Monday, November 17, 2008

Vendor Hearing Chaos

If anything could convince you that the city is clueless when it comes to regulating street vending, Friday's City Council hearing would have done the trick-the city agencies in charge who testified acted as if they had gotten off at the wrong station; barely acknowledging the eight bills on tap for discussion. As the NY Times reported:

"The first two hours of the hearing were taken up with discussion on those measures, including testimony by officials from the Department of Consumer Affairs, the Department of Health and Mental Hygiene and the Police Department. But then the hearing veered off course when Shari C. Hyman, the mayor’s deputy criminal justice coordinator, spoke. She said that the Bloomberg administration wanted to change state law to require the fingerprinting of people arrested for unlawful vending — a means of cracking down, she said, on unlicensed vendors who unfairly compete with licensed vendors, crowd sidewalks and endanger pedestrians."

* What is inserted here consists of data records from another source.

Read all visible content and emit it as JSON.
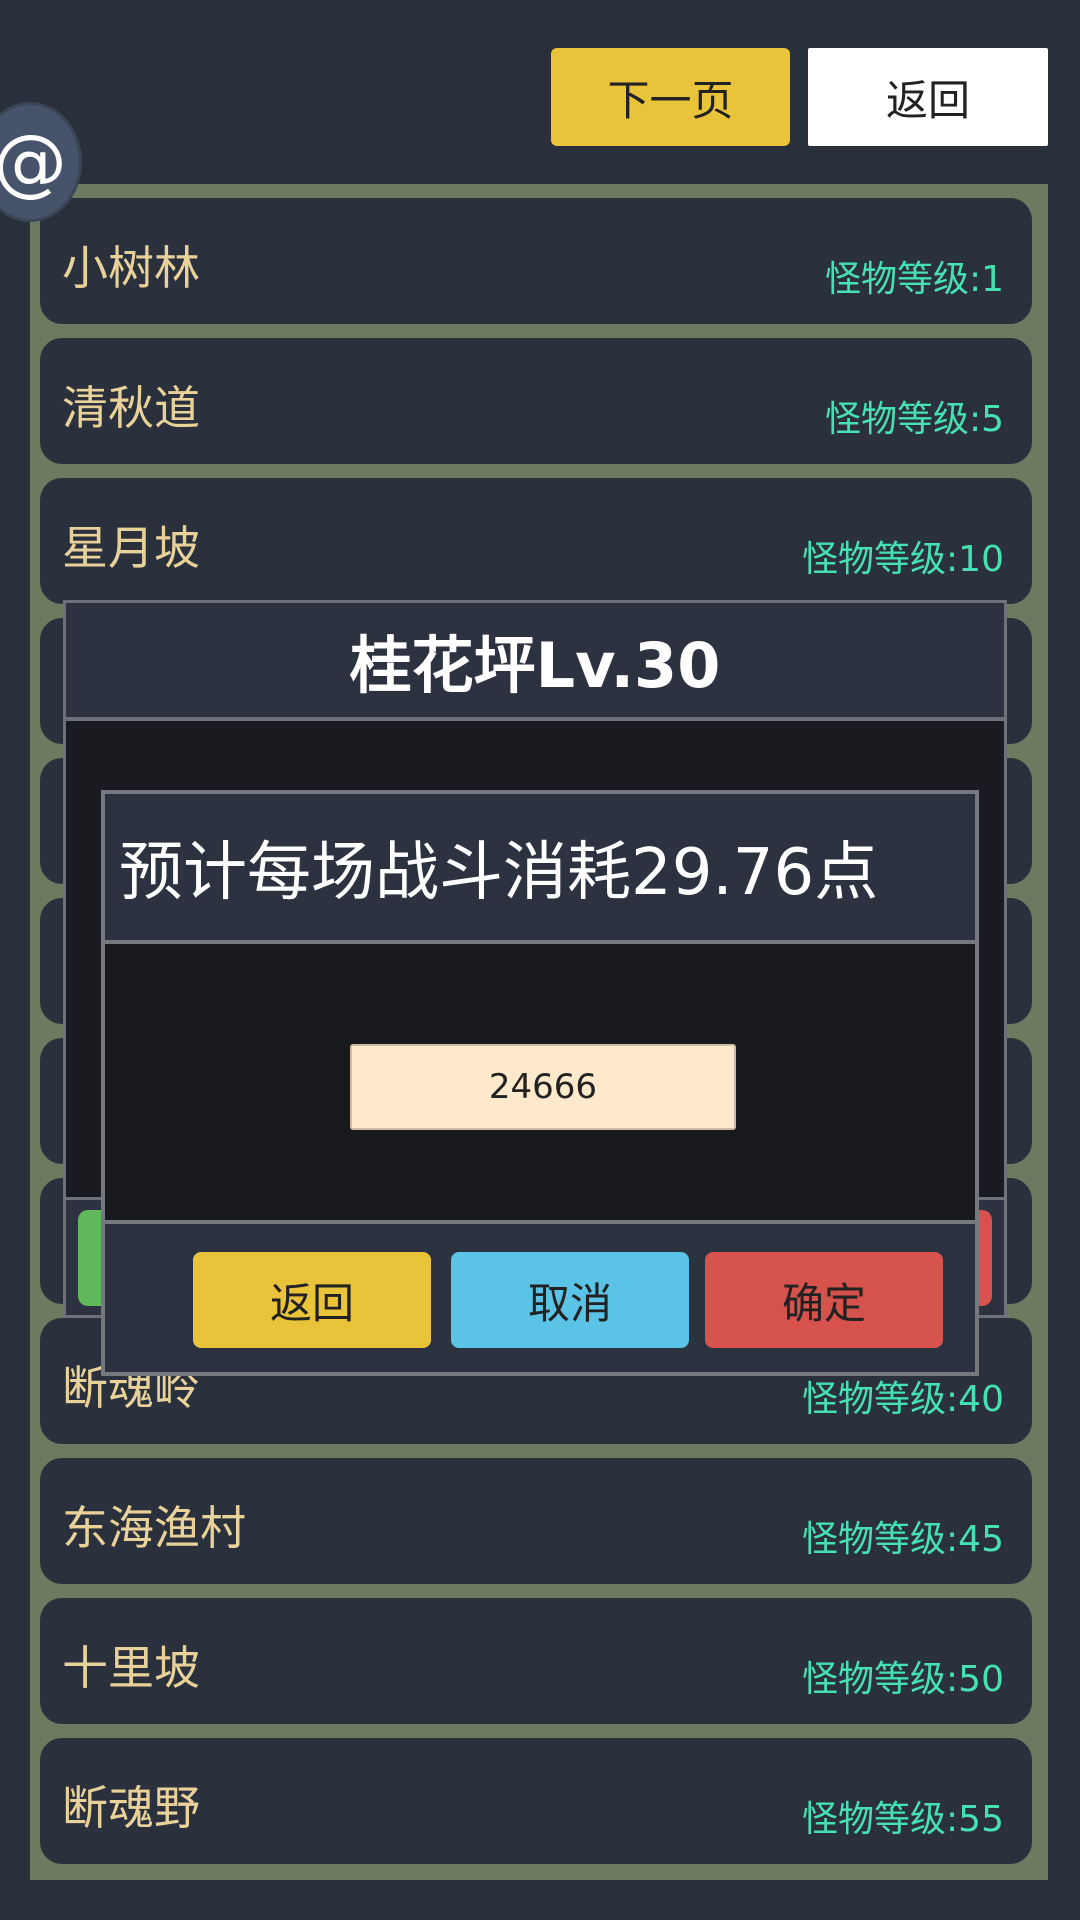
{
  "header": {
    "next_page_label": "下一页",
    "back_label": "返回",
    "at_symbol": "@"
  },
  "areas": [
    {
      "name": "小树林",
      "level": "怪物等级:1"
    },
    {
      "name": "清秋道",
      "level": "怪物等级:5"
    },
    {
      "name": "星月坡",
      "level": "怪物等级:10"
    },
    {
      "name": "",
      "level": ""
    },
    {
      "name": "",
      "level": ""
    },
    {
      "name": "",
      "level": ""
    },
    {
      "name": "",
      "level": ""
    },
    {
      "name": "",
      "level": ""
    },
    {
      "name": "断魂岭",
      "level": "怪物等级:40"
    },
    {
      "name": "东海渔村",
      "level": "怪物等级:45"
    },
    {
      "name": "十里坡",
      "level": "怪物等级:50"
    },
    {
      "name": "断魂野",
      "level": "怪物等级:55"
    }
  ],
  "area_dialog": {
    "title": "桂花坪Lv.30"
  },
  "confirm_dialog": {
    "title": "预计每场战斗消耗29.76点",
    "input_value": "24666",
    "return_label": "返回",
    "cancel_label": "取消",
    "confirm_label": "确定"
  }
}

Unable to come to grips with-let alone comprehend-just how chaotic the city streets have become in some neighborhoods, the administration simply went off on an irrelevant tangent; prompting angry responses from council members: "You say you don’t like any of the bills in any shape or form and you just want to talk about your bill, which you never introduced?” Councilman Leroy G. Comrie of Queens, who led the hearing in his role as chairman of the Consumer Affairs Committee, asked Ms. Hyman. “This is incredible,” said Councilman Charles Barron of Brooklyn. “You’re just talking to us about fingerprinting and not addressing any of the issues, whether it be police harassment or overcrowding.”

Or the fact that the legal vendors are operating illegally and hurting thousands of neighborhood retailers. Michael Murphy from the Restaurant Association, testifying with us at the hearing, put his finger squarely on the problem: "Representatives of the restaurant industry, which sees itself as competing with the food vendors, disagreed. A member of the New York State Restaurant Association, Michael Murphy, said: “This proposed intro is a direct threat to thousands of neighborhood retailers who are struggling in an era of rising rent, higher taxes, and increased regulatory abuse.”

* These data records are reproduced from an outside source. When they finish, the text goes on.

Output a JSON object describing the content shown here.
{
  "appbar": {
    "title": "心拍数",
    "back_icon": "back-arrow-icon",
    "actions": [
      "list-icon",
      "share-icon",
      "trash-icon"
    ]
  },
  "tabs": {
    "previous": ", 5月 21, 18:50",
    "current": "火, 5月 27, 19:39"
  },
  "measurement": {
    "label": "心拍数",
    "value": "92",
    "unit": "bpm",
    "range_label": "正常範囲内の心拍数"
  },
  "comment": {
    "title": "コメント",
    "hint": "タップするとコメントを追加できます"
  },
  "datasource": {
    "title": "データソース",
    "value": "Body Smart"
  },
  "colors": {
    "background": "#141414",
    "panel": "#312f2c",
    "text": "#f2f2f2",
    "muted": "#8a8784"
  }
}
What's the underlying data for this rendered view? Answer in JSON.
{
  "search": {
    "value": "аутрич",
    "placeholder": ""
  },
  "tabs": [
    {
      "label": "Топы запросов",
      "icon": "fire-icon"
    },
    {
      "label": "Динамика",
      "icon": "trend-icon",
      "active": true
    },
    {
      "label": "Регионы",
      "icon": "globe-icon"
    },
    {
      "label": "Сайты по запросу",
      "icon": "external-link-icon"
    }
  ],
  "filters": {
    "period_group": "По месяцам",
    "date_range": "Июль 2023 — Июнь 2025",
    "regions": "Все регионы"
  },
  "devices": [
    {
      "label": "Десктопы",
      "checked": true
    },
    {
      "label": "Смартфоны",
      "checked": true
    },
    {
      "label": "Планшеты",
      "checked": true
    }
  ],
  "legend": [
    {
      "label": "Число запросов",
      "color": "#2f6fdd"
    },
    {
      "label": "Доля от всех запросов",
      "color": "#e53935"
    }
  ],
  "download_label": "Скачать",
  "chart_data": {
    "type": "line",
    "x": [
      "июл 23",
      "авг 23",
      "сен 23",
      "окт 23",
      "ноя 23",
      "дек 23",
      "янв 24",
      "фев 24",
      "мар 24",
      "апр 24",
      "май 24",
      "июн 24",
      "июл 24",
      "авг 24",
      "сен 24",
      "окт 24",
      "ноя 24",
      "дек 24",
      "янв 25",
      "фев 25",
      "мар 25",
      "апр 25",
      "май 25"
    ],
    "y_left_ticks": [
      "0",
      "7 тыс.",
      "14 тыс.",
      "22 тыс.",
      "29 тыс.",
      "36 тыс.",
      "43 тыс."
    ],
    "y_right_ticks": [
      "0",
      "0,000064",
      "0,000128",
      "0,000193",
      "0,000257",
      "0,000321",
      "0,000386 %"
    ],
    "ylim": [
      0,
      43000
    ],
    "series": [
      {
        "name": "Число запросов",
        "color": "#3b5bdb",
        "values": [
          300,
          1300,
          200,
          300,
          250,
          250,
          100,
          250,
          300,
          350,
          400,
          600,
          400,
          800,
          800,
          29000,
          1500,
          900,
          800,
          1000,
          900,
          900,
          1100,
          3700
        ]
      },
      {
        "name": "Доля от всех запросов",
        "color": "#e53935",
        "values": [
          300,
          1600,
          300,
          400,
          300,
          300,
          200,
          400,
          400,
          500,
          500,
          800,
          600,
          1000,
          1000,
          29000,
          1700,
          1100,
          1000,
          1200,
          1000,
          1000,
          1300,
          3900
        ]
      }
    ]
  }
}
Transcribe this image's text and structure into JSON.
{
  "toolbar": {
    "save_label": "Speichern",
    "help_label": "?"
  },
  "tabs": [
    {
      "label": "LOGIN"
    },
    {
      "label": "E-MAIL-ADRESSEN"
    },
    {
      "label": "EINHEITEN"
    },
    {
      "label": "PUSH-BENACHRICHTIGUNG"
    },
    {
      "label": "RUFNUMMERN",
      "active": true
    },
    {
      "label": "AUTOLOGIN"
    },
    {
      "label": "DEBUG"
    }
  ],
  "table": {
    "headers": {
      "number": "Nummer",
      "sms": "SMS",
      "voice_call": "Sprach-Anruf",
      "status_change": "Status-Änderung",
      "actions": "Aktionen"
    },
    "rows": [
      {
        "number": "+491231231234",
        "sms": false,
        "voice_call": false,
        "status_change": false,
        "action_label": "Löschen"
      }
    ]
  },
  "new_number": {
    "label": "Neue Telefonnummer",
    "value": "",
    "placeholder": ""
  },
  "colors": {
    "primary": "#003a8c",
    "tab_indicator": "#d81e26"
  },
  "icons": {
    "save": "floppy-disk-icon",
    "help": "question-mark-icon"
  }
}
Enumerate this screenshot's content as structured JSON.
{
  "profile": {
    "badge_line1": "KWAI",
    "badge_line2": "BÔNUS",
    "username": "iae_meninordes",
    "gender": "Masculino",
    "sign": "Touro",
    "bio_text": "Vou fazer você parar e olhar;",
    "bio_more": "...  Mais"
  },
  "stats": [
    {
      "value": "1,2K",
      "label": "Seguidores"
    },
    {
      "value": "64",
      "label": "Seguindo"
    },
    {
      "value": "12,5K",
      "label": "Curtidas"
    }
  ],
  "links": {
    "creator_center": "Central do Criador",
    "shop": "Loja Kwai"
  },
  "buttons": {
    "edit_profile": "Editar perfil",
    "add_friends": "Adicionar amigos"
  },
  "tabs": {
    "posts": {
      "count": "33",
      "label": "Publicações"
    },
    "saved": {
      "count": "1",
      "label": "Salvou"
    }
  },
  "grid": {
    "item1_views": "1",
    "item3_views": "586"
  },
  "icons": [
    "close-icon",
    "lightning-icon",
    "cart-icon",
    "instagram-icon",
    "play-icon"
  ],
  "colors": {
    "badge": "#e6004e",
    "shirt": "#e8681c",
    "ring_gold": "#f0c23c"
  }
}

And the Times also relates testimony from our labor allies: "John Durso, president of Local 338 of Retail, Wholesale and Department Store Union/United Food and Commercial Workers, cited similar economic factors, saying food vendors selling produce could hurt grocery stores. “The proliferation of these carts near established food stores, combined with the downturn in the economy, have resulted in the expected closing of six stores where we represent workers, five in northern Manhattan, one in southern Queens.”

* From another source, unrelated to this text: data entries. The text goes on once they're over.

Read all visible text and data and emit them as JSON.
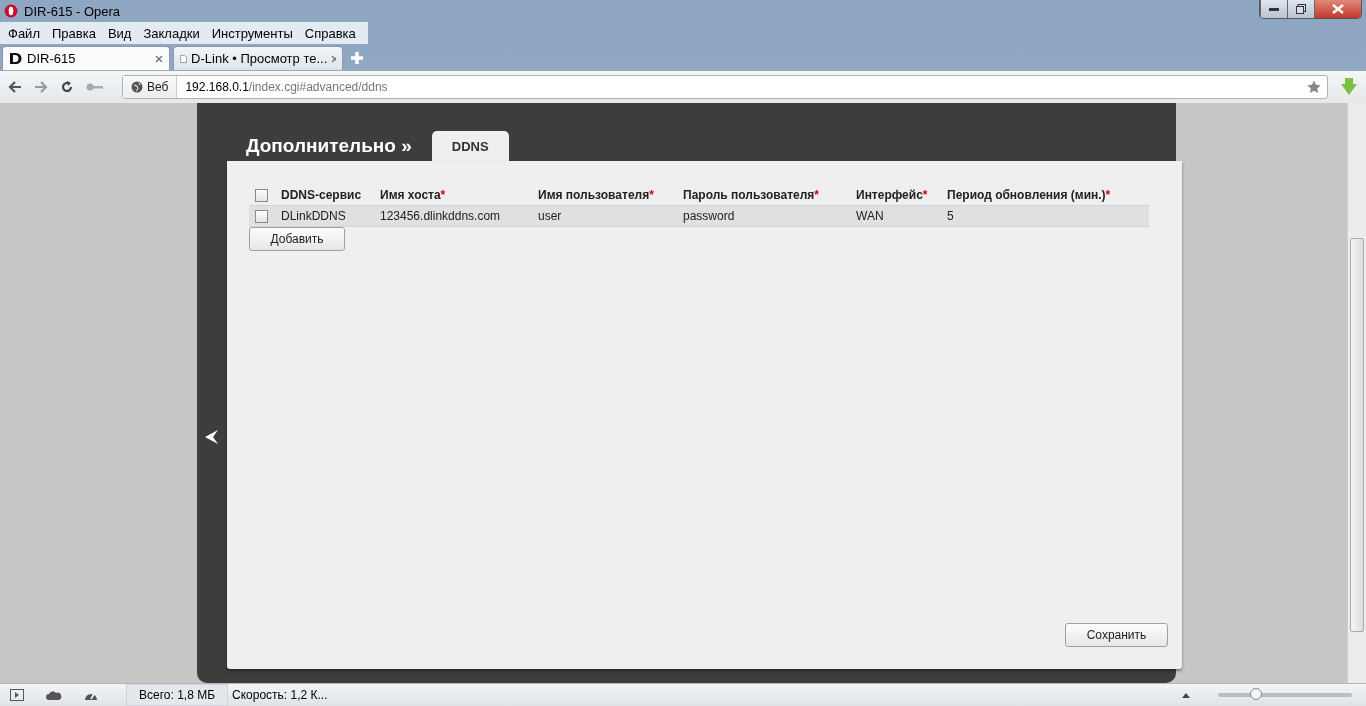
{
  "window": {
    "title": "DIR-615 - Opera"
  },
  "menu": [
    "Файл",
    "Правка",
    "Вид",
    "Закладки",
    "Инструменты",
    "Справка"
  ],
  "tabs": [
    {
      "label": "DIR-615",
      "selected": true,
      "kind": "dlink"
    },
    {
      "label": "D-Link • Просмотр те...",
      "selected": false,
      "kind": "page"
    }
  ],
  "address": {
    "badge": "Веб",
    "host": "192.168.0.1",
    "path": "/index.cgi#advanced/ddns"
  },
  "page": {
    "heading": "Дополнительно »",
    "tab": "DDNS",
    "columns": [
      {
        "label": "DDNS-сервис"
      },
      {
        "label": "Имя хоста",
        "mark": "*"
      },
      {
        "label": "Имя пользователя",
        "mark": "*"
      },
      {
        "label": "Пароль пользователя",
        "mark": "*"
      },
      {
        "label": "Интерфейс",
        "mark": "*"
      },
      {
        "label": "Период обновления (мин.)",
        "mark": "*"
      }
    ],
    "rows": [
      {
        "checked": false,
        "cells": [
          "DLinkDDNS",
          "123456.dlinkddns.com",
          "user",
          "password",
          "WAN",
          "5"
        ]
      }
    ],
    "header_checked": false,
    "add_button": "Добавить",
    "save_button": "Сохранить"
  },
  "status_bar": {
    "total": "Всего:  1,8 МБ",
    "speed": "Скорость:  1,2 К...",
    "zoom": {
      "level": 0.28
    }
  }
}
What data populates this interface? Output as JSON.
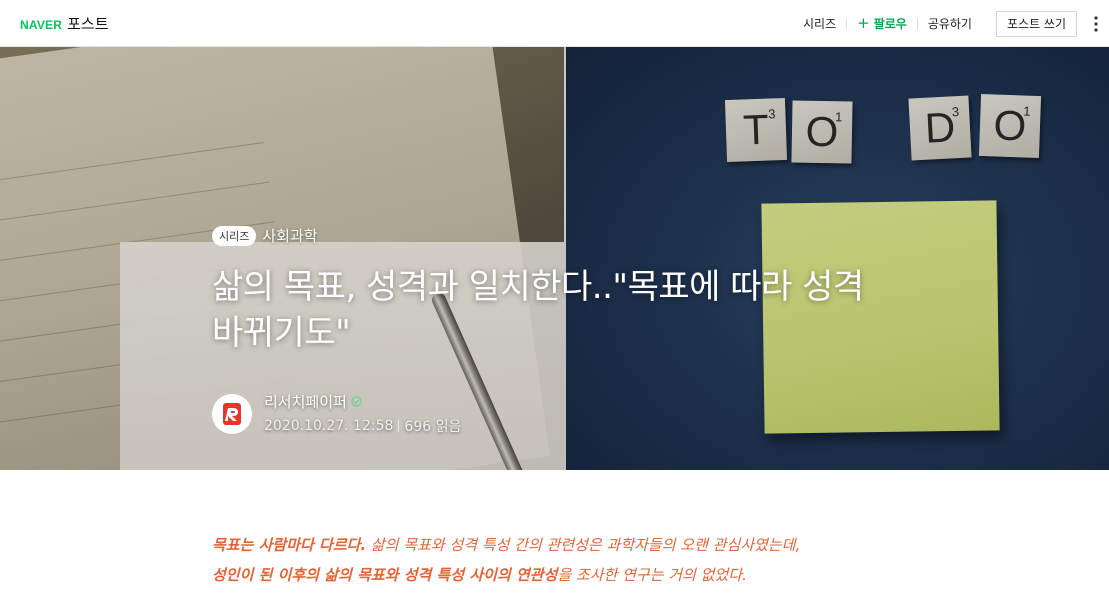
{
  "header": {
    "brand_naver": "NAVER",
    "brand_post": "포스트",
    "nav": {
      "series": "시리즈",
      "follow": "팔로우",
      "share": "공유하기",
      "write": "포스트 쓰기"
    }
  },
  "hero": {
    "series_badge": "시리즈",
    "series_name": "사회과학",
    "title_line1": "삶의 목표, 성격과 일치한다..\"목표에 따라 성격",
    "title_line2": "바뀌기도\"",
    "author": {
      "name": "리서치페이퍼",
      "date": "2020.10.27. 12:58",
      "views": "696 읽음"
    },
    "tiles": [
      "T",
      "O",
      "D",
      "O"
    ],
    "tile_scores": [
      "3",
      "1",
      "3",
      "1"
    ]
  },
  "article": {
    "intro_bold1": "목표는 사람마다 다르다.",
    "intro_text1": " 삶의 목표와 성격 특성 간의 관련성은 과학자들의 오랜 관심사였는데,",
    "intro_bold2": "성인이 된 이후의 삶의 목표와 성격 특성 사이의 연관성",
    "intro_text2": "을 조사한 연구는 거의 없었다."
  },
  "colors": {
    "brand_green": "#03c75a",
    "follow_green": "#03a94f",
    "intro_orange": "#e56436",
    "avatar_red": "#e8352b"
  },
  "icons": {
    "more": "vertical-dots-icon",
    "follow": "plus-icon",
    "author_badge": "verified-badge-icon"
  }
}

Just so. That is why we are working with our business, labor and community coalition to draft real enforcement legislation that will address the wild west nature of the situation. During hard economic times, with stores closing in unprecedented waves, shifting business to the streets is not only asinine, it also exacerbates an already dire situation; underscoring once again, how out of touch the Bloombergistas are with neighborhoods and small business.